Es ist vielen nicht klar, dass unser Rechtsstaat keine naturgegebene Selbstverständlichkeit ist, sondern dass wir uns solche Dinge wie Verzicht auf Todesstrafe, körperliche Strafen wie Auspeitschen, Hände abhacken und dergleichen, sowie sowas wie Unschuldsvermutung, Rechtsweg, anwaltliches Gehör nur als Luxus aufgrund der Tatsache leisten können, dass die Justiz eigentlich nur ein Randphänomen ist, dass der Hauptteil der Gesetzeskonformität nicht durch Strafen, sondern durch gesellschaftliche Normen, Konsense, Erfahrungswerte, Optimierungsstrategien erreicht wird.

Die Forderung und Verherrlichung der Diversität ist ein fundamentaler, kapitaler Fehler. Denn Diversität ist genau das Gegenteil der Homogenität, die die Voraussetzung solcher Gesellschaftsformen ist.
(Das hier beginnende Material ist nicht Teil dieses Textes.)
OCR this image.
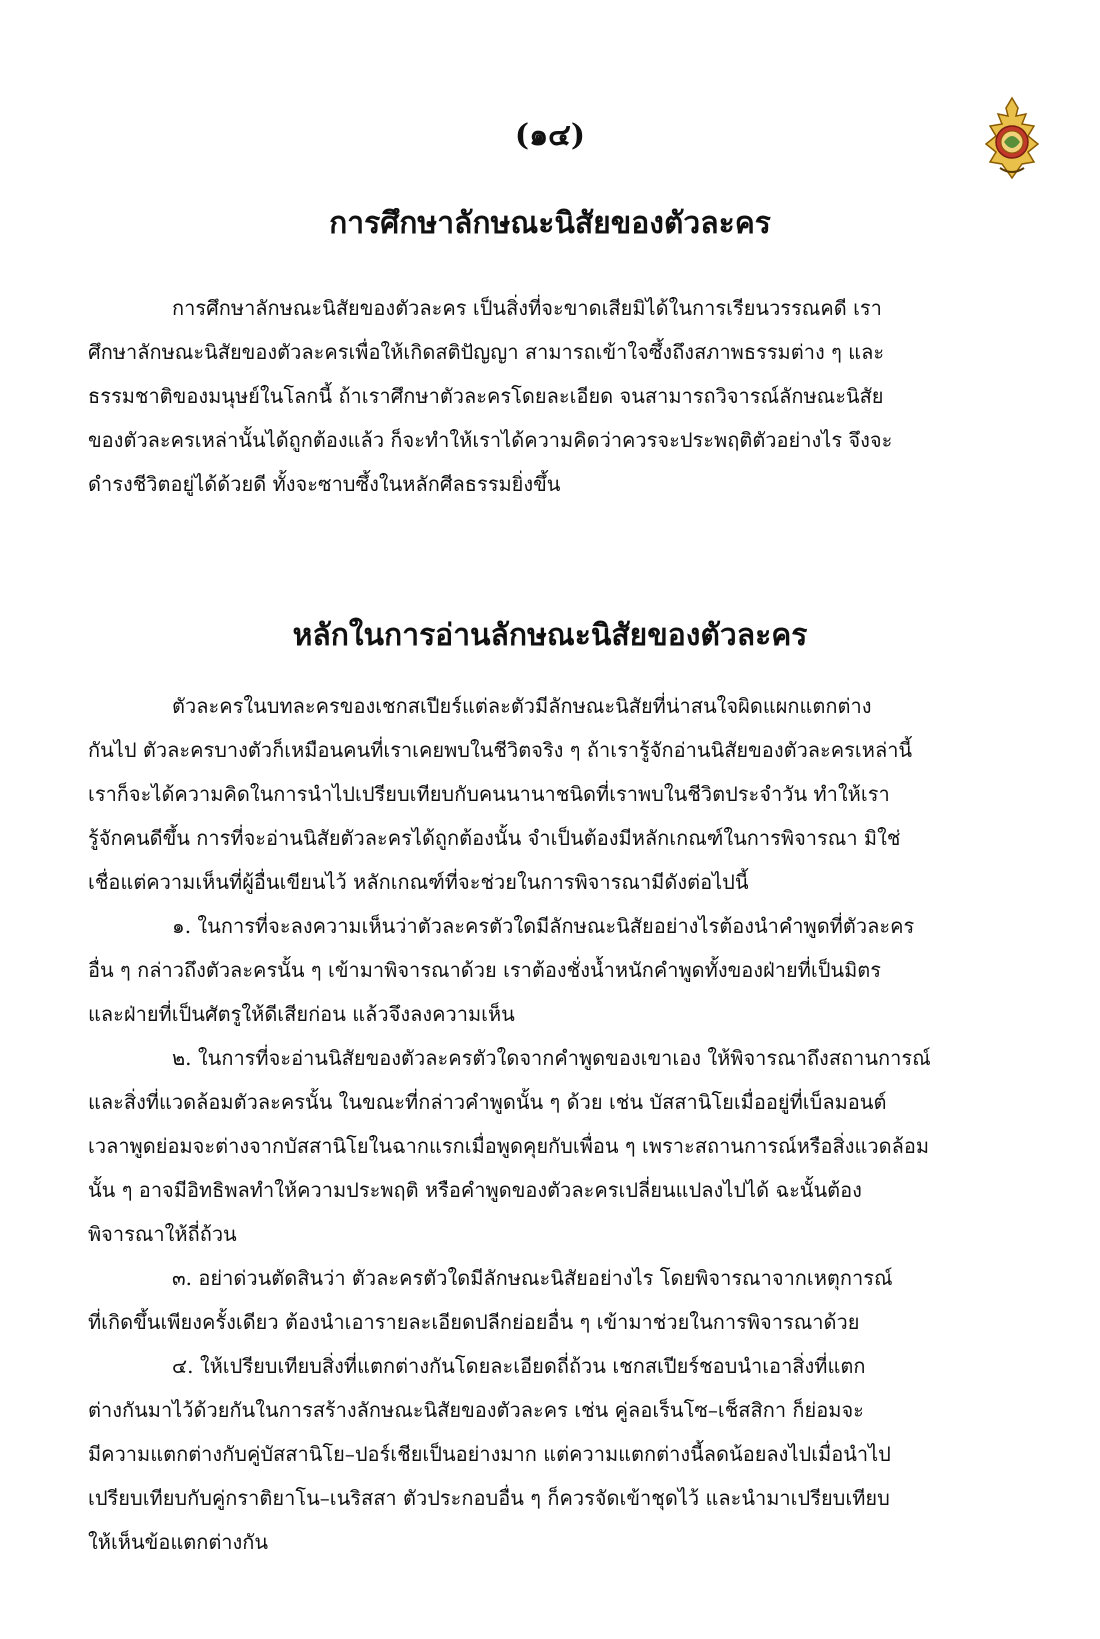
(๑๔)
การศึกษาลักษณะนิสัยของตัวละคร
การศึกษาลักษณะนิสัยของตัวละคร เป็นสิ่งที่จะขาดเสียมิได้ในการเรียนวรรณคดี เรา
ศึกษาลักษณะนิสัยของตัวละครเพื่อให้เกิดสติปัญญา สามารถเข้าใจซึ้งถึงสภาพธรรมต่าง ๆ และ
ธรรมชาติของมนุษย์ในโลกนี้ ถ้าเราศึกษาตัวละครโดยละเอียด จนสามารถวิจารณ์ลักษณะนิสัย
ของตัวละครเหล่านั้นได้ถูกต้องแล้ว ก็จะทำให้เราได้ความคิดว่าควรจะประพฤติตัวอย่างไร จึงจะ
ดำรงชีวิตอยู่ได้ด้วยดี ทั้งจะซาบซึ้งในหลักศีลธรรมยิ่งขึ้น
หลักในการอ่านลักษณะนิสัยของตัวละคร
ตัวละครในบทละครของเชกสเปียร์แต่ละตัวมีลักษณะนิสัยที่น่าสนใจผิดแผกแตกต่าง
กันไป ตัวละครบางตัวก็เหมือนคนที่เราเคยพบในชีวิตจริง ๆ ถ้าเรารู้จักอ่านนิสัยของตัวละครเหล่านี้
เราก็จะได้ความคิดในการนำไปเปรียบเทียบกับคนนานาชนิดที่เราพบในชีวิตประจำวัน ทำให้เรา
รู้จักคนดีขึ้น การที่จะอ่านนิสัยตัวละครได้ถูกต้องนั้น จำเป็นต้องมีหลักเกณฑ์ในการพิจารณา มิใช่
เชื่อแต่ความเห็นที่ผู้อื่นเขียนไว้ หลักเกณฑ์ที่จะช่วยในการพิจารณามีดังต่อไปนี้
๑. ในการที่จะลงความเห็นว่าตัวละครตัวใดมีลักษณะนิสัยอย่างไรต้องนำคำพูดที่ตัวละคร
อื่น ๆ กล่าวถึงตัวละครนั้น ๆ เข้ามาพิจารณาด้วย เราต้องชั่งน้ำหนักคำพูดทั้งของฝ่ายที่เป็นมิตร
และฝ่ายที่เป็นศัตรูให้ดีเสียก่อน แล้วจึงลงความเห็น
๒. ในการที่จะอ่านนิสัยของตัวละครตัวใดจากคำพูดของเขาเอง ให้พิจารณาถึงสถานการณ์
และสิ่งที่แวดล้อมตัวละครนั้น ในขณะที่กล่าวคำพูดนั้น ๆ ด้วย เช่น บัสสานิโยเมื่ออยู่ที่เบ็ลมอนต์
เวลาพูดย่อมจะต่างจากบัสสานิโยในฉากแรกเมื่อพูดคุยกับเพื่อน ๆ เพราะสถานการณ์หรือสิ่งแวดล้อม
นั้น ๆ อาจมีอิทธิพลทำให้ความประพฤติ หรือคำพูดของตัวละครเปลี่ยนแปลงไปได้ ฉะนั้นต้อง
พิจารณาให้ถี่ถ้วน
๓. อย่าด่วนตัดสินว่า ตัวละครตัวใดมีลักษณะนิสัยอย่างไร โดยพิจารณาจากเหตุการณ์
ที่เกิดขึ้นเพียงครั้งเดียว ต้องนำเอารายละเอียดปลีกย่อยอื่น ๆ เข้ามาช่วยในการพิจารณาด้วย
๔. ให้เปรียบเทียบสิ่งที่แตกต่างกันโดยละเอียดถี่ถ้วน เชกสเปียร์ชอบนำเอาสิ่งที่แตก
ต่างกันมาไว้ด้วยกันในการสร้างลักษณะนิสัยของตัวละคร เช่น คู่ลอเร็นโซ–เช็สสิกา ก็ย่อมจะ
มีความแตกต่างกับคู่บัสสานิโย–ปอร์เชียเป็นอย่างมาก แต่ความแตกต่างนี้ลดน้อยลงไปเมื่อนำไป
เปรียบเทียบกับคู่กราติยาโน–เนริสสา ตัวประกอบอื่น ๆ ก็ควรจัดเข้าชุดไว้ และนำมาเปรียบเทียบ
ให้เห็นข้อแตกต่างกัน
Unser ganzer moderner und freiheitlich-demokratischer Rechtsstaat beruht auf der sozialen und kulturellen Homogenität der Konsensteilnehmer, der Grundbedingung, sich an diesen Konsens zu halten.
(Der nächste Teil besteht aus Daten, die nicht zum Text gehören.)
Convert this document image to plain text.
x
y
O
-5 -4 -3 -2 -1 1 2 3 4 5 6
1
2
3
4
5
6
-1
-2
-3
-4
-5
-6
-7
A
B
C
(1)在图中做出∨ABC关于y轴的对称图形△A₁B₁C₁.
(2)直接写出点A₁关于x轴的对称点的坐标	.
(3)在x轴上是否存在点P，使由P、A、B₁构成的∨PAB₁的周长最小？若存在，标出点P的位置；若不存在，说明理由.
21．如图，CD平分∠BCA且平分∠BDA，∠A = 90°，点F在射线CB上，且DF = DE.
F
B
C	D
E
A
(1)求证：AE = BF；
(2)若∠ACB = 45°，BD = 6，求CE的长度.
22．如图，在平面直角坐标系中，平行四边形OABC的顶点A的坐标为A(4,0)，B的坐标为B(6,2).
Ich halte die Diskussion um die „christlichen Werte” zwar für strunzdumm und unvertretbar, weil nicht die christlichen Werte uns geprägt hat, sondern unsere modernen zivilisatorischen Fortschritte und Erfolge sogar die christlichen Kirchen als ideologisch-kriminellen Haufen bösartiger Barbaren über die Zeit domestiziert hat. Es sind eben nicht die „christlichen Werte” die uns prägten, sondern die – gerade auch durch unsere Geschichte – mühsam erarbeiteten Erfahrungswerte und Erfolge, die sogar auf die Kirche abfärbten. Wie man vor dem Hintergrund dessen, was die Kirchen alles verbrochen haben, noch auf die Idee kommen kann, die „christlichen Werte” zu loben, ist mir schleierhaft. Aber: Auch wenn sie unberechtigt ist, hat diese Bzeeichnung doch eben genau diesen Werteschatz zum Inhalt, schon deshalb, weil sich bisher kein anderer Begriff dafür gebildet hat.

Nun hat man aus marxistischer Verblendung, Dummheit und Zerstörungswut genau diesen Konsens zerstört, jeden als „konservativ” beschimpft, der daran festhalten wollte, und sich in der universellen Vernichtung gefeiert. Die Werte wurden zertrümmert und die Gesellschaft wurde mit solchen geflutet, die an diesem Konsens nicht teilnehmen.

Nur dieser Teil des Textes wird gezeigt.